Caffeine disposition was studied over 24 h in rats on the 12th day of pregnancy given 80 mg/kg of drug as a single oral dose or in four divided doses every three hours. Peak blood levels of caffeine were reached at three hours after the single dose, and at 10 h (at half the previous value) after the first of the divided doses. At the end of the experiment both caffeine and its dimethylxanthine metabolites were higher in blood, amniotic fluid and fetuses after divided doses than after the single dose. Urinary excretion over 24 h was the same for the two groups. The overall conclusions underline that caffeine per se and not its metabolites are responsible for the teratogenic effects.

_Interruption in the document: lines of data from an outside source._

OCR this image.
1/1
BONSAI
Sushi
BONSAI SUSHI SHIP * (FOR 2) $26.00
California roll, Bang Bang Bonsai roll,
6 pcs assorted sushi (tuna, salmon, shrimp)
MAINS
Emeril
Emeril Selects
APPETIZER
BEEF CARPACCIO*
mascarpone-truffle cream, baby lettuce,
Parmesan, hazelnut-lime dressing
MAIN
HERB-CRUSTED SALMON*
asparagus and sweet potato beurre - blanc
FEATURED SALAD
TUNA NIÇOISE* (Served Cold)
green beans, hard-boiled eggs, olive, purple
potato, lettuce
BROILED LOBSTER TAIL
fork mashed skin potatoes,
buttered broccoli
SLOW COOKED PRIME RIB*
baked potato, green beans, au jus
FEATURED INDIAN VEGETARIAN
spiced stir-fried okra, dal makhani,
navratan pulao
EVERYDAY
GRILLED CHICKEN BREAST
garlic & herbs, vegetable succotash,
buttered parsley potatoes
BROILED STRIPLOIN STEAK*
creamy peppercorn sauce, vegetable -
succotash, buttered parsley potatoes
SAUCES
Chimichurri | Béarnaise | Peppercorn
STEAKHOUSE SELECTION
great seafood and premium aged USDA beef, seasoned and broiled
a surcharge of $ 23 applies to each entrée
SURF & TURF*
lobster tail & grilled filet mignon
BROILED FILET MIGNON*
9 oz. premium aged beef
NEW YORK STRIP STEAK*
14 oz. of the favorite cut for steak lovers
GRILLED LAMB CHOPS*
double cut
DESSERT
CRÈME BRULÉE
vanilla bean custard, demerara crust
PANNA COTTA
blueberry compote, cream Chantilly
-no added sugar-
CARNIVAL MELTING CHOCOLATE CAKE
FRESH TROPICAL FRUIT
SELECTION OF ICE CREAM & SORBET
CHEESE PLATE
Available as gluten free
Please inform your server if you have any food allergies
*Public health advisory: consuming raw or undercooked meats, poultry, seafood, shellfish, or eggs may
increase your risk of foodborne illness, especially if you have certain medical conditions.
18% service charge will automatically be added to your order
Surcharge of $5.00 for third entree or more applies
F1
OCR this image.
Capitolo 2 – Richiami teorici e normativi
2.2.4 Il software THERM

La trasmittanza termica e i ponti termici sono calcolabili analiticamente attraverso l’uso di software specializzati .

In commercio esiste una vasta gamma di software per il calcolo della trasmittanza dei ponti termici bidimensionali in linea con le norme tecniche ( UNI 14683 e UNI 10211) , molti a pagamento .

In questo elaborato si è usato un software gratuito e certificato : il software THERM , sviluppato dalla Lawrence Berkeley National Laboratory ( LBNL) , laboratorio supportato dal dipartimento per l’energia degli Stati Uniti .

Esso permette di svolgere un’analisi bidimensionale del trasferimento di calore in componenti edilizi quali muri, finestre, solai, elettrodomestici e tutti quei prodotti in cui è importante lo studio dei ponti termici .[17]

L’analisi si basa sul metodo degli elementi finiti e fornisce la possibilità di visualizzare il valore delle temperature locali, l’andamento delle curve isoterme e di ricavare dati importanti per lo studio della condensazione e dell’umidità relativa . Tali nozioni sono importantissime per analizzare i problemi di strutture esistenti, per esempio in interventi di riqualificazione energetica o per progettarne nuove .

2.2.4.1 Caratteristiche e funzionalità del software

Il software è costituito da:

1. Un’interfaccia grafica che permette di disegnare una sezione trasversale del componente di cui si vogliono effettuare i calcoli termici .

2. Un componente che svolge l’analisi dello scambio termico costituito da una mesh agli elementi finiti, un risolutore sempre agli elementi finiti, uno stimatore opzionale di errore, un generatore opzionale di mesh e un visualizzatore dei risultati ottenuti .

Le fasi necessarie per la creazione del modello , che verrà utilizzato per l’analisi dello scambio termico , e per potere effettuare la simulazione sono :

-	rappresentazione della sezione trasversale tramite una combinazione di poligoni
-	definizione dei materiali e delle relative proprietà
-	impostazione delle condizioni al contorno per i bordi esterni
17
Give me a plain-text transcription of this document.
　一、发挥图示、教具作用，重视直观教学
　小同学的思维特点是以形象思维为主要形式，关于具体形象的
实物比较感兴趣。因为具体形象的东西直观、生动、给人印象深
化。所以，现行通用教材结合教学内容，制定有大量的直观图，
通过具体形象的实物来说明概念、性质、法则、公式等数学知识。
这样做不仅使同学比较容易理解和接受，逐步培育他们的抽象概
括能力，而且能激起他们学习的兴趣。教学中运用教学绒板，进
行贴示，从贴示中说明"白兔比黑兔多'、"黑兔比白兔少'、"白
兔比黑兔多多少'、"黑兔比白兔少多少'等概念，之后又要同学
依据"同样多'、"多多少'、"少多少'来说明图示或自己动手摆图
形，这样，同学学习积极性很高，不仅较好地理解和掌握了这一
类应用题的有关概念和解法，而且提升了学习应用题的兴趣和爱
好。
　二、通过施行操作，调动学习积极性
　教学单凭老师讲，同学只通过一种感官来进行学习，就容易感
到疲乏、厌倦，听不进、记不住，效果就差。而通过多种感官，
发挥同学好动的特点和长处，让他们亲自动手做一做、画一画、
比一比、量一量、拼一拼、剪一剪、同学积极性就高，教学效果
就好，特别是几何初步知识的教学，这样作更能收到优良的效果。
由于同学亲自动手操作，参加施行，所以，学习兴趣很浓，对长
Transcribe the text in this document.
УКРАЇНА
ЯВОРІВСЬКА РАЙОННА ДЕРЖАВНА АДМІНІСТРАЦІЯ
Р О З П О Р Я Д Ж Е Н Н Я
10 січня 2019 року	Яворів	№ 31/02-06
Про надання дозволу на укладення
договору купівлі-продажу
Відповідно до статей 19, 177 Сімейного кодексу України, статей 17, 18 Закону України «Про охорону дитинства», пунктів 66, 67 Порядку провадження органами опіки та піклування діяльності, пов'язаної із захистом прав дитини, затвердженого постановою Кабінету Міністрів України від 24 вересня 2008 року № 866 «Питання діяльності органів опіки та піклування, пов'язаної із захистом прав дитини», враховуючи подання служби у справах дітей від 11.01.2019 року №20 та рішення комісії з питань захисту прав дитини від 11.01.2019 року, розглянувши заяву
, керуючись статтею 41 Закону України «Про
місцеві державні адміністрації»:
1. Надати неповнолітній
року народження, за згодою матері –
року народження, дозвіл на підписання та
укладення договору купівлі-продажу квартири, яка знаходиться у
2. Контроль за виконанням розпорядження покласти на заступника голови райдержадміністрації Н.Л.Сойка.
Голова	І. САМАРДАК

Potentiation of acetazolamide induced ectrodactyly in Wistar rats by vasoactive agents and physical clamping of the uterus

The vasoactive agents serotonin, ergotamine, and nicotine potentiate acetazolamide induced forelimb ectrodactyly (missing digits) in Wistar rats. These vasoactive agents administered alone do not produce forelimb ectrodactyly and are not known to be inhibitors of carbonic anhydrase. Additionally, physical clamping of the uterine horns in addition to oral acetazolamide administration increases the frequency of forelimb ectrodactyly, suggesting that decreased uterine blood flow can potentiate acetazolamide teratogenesis. Since the vasoactive agents used in this study are reported to possess uterine vasoconstrictive activity, a decrease in uterine blood flow is a plausible mechanism for the potentiative ability of these agents.